Amazon enregistre conversations et bruits de fond
En fait, Amazon emploie des milliers de personnes dans le monde avec une tâche bien précise : améliorer Alexa pour l’aider à comprendre les spécificités du langage humain. Sauf que pour y parvenir, ces employés, auxquels Bloomberg a pu parler, se servent… de nos conversations avec Alexa. Non seulement, ils écoutent les enregistrements les plus anodins, type « Alexa, allume la lumière », mais aussi, et c’est plus inquiétant, des « bruits de fond » captés par les enceintes quand elles sont allumées.
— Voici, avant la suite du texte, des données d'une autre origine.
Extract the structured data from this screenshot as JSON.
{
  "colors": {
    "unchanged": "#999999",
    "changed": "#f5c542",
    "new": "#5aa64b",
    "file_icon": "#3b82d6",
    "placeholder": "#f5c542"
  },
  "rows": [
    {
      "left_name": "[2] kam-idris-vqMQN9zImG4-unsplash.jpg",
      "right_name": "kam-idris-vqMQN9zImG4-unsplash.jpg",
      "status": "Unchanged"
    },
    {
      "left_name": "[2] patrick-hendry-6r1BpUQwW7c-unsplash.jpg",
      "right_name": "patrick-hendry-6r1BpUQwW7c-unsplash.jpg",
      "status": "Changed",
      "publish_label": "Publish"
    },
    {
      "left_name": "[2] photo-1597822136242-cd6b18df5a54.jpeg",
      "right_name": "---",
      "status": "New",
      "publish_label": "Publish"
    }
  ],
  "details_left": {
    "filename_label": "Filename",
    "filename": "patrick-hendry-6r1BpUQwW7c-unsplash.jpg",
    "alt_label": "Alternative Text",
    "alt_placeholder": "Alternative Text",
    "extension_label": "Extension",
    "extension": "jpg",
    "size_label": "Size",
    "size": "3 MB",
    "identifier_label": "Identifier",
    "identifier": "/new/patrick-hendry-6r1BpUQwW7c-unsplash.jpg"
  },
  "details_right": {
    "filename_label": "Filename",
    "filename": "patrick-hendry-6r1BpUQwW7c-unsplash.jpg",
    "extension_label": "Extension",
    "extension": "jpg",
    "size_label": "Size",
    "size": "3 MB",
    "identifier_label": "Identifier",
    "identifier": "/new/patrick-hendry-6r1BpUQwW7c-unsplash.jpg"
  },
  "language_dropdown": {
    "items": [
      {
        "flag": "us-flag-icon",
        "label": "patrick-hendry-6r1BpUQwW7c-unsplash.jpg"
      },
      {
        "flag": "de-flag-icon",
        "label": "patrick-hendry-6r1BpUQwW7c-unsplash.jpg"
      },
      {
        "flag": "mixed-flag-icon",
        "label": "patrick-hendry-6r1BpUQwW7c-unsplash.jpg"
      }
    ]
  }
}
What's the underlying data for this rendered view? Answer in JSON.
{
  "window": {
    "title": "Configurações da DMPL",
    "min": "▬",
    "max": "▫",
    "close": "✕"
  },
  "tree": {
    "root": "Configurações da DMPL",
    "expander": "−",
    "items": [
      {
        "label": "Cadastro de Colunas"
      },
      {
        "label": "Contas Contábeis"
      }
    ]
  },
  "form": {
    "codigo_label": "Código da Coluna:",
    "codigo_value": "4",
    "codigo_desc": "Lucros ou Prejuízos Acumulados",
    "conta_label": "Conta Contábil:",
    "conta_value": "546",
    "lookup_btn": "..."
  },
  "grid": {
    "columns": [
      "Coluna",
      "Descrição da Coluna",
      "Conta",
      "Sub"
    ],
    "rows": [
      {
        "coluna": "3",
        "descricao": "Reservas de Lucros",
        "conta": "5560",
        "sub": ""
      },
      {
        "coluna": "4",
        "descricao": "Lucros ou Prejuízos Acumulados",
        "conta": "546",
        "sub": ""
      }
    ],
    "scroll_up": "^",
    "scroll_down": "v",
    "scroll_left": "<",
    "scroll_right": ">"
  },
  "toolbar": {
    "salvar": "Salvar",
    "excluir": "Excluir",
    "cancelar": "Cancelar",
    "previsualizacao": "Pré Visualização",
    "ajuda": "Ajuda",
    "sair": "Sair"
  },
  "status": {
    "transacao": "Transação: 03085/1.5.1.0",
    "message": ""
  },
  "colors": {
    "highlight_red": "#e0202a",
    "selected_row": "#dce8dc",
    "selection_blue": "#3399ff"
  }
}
Bloomberg donne ainsi l’exemple d’une femme qui chante sous la douche, d’enfants qui crient et même d’une possible agression sexuelle.
Une telle pratique peut choquer l’utilisateur non averti. Mais elle n’est pas à proprement parler illégale. En réalité, le problème, comme souvent dans les affaires liées aux données personnelles, c’est plus la transparence de l’information fournie aux clients. Dans le cas des enceintes connectées, Amazon précise bien dans ses conditions d’utilisation que les demandes formulées à Alexa sont susceptibles d’être utilisées pour contribuer à son amélioration. Mais il n’est écrit nulle part, et c’est cela le vrai problème, que ce sont des humains qui analysent ces conversations qui ont lieu dans l’intimité du domicile.